There is still optimism that the Rays will remain in Tampa Bay.

Sternberg said in a statement on Twitter that his "goal is -- and always has been -- for the Rays to thrive here in Tampa Bay, today and in future generations."

However, Sternberg admitted that MLB's decision was "flat-out deflating" for the organization.

Sternberg said he has no intention of selling the team and hasn't sought permission from MLB to explore full-time relocation if a new stadium can't be built, but time is of the essence to find a new home by opening day in 2028.

"We're certainly going to be exploring things in the Tampa Bay region," Sternberg said. "I've said since I've owned the team for 17 years that our goal has been to keep it here for generations and generations. We have tried in the past to build in St. Petersburg. We've tried to build full season in Tampa, as well, so the idea that it wouldn't work completely is not necessarily the way our approach has been. We felt that this ["sister city" plan] was a much better approach and something that ensured it that it would work."

The "sister city" proposal called for the construction of two new ballparks -- an open-air stadium in the Tampa Bay area and another in Montreal. The Rays would have spent spring training and the early part of the season in Tampa Bay before playing the second half of the season in Montreal, while splitting their games equally.

Team and Montreal officials made their final pitch to the MLB group during the owners meeting in November.

The Rays became Florida's second major league team, following the Florida (now Miami) Marlins.

Tropicana Field opened in 1990, five years before MLB awarded a franchise to Tampa Bay.
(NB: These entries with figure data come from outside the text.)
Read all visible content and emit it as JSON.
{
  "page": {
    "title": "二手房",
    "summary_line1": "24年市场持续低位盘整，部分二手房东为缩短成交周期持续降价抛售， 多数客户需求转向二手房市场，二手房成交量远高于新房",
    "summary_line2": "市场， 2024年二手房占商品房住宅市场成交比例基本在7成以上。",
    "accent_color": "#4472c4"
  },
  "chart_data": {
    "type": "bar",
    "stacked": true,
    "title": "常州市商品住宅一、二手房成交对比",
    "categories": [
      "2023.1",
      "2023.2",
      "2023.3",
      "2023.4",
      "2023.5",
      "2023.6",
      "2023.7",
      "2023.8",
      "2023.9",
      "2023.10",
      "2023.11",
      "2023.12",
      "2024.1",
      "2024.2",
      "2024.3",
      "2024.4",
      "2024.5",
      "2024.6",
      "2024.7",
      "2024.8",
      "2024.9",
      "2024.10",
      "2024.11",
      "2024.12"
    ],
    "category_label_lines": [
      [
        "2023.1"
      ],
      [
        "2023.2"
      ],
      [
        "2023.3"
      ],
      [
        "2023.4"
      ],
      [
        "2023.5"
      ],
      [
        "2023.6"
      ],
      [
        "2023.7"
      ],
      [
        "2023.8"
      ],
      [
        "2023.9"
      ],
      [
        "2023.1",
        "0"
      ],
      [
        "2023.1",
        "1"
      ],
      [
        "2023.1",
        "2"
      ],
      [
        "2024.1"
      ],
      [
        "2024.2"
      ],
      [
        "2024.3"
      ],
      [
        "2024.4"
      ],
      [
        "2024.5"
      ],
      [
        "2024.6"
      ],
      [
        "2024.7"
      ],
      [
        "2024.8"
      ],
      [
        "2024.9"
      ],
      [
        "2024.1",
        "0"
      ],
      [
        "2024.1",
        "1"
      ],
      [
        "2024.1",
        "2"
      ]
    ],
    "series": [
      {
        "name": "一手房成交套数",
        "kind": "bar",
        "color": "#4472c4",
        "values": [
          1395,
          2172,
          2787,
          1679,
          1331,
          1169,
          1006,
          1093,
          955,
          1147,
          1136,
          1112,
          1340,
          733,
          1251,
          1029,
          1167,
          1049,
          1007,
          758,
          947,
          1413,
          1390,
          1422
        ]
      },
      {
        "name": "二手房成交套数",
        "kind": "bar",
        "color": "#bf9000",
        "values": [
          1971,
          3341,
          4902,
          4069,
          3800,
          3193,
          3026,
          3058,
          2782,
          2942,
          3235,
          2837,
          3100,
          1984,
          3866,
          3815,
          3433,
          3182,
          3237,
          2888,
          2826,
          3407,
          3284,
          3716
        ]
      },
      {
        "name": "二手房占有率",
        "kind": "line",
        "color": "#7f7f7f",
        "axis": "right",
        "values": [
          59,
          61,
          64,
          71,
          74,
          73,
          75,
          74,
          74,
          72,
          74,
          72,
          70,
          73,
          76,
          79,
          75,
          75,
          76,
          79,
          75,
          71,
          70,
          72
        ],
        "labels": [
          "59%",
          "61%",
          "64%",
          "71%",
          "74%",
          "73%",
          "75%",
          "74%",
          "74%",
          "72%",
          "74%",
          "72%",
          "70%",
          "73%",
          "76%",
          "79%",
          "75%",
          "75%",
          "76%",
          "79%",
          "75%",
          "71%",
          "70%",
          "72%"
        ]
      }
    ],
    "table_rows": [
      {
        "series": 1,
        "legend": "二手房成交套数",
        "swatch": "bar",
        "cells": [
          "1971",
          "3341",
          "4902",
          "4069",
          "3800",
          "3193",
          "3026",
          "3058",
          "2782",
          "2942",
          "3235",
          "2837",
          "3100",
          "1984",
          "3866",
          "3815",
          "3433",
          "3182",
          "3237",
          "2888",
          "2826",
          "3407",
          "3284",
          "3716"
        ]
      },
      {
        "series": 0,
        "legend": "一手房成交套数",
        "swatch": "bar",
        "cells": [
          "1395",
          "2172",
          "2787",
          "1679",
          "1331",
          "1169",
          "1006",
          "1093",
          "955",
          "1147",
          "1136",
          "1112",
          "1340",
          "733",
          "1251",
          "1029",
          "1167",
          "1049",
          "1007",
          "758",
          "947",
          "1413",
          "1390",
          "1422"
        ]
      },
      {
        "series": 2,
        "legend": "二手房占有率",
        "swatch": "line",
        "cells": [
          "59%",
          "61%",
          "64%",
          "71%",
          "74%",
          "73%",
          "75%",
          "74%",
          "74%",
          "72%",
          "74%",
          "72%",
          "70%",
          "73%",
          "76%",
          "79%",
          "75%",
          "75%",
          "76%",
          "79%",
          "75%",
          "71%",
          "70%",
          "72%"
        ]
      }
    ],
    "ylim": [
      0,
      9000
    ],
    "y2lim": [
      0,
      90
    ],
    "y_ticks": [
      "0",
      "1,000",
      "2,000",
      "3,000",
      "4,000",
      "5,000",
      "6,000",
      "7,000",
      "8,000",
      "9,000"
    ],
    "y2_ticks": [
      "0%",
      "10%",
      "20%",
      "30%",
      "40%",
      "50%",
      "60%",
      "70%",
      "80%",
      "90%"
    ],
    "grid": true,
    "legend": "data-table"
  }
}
The domed stadium was built to lure a major league team to the area and helped make Tampa Bay one of six finalists for two National League teams during MLB's 1993 expansion, but it lost out to Miami and Denver, which was awarded the Colorado Rockies.

Tampa Bay had unsuccessfully tried to lure the Chicago White Sox and Seattle Mariners, and a group of investors from the area even signed a memorandum of agreement to purchase the San Francisco Giants from then-owner Bob Lurie in 1992.

The team, which changed its name from the Devil Rays after the 2007 season, has won two American League pennants and four AL East Division titles, including each of the past two seasons, in its history.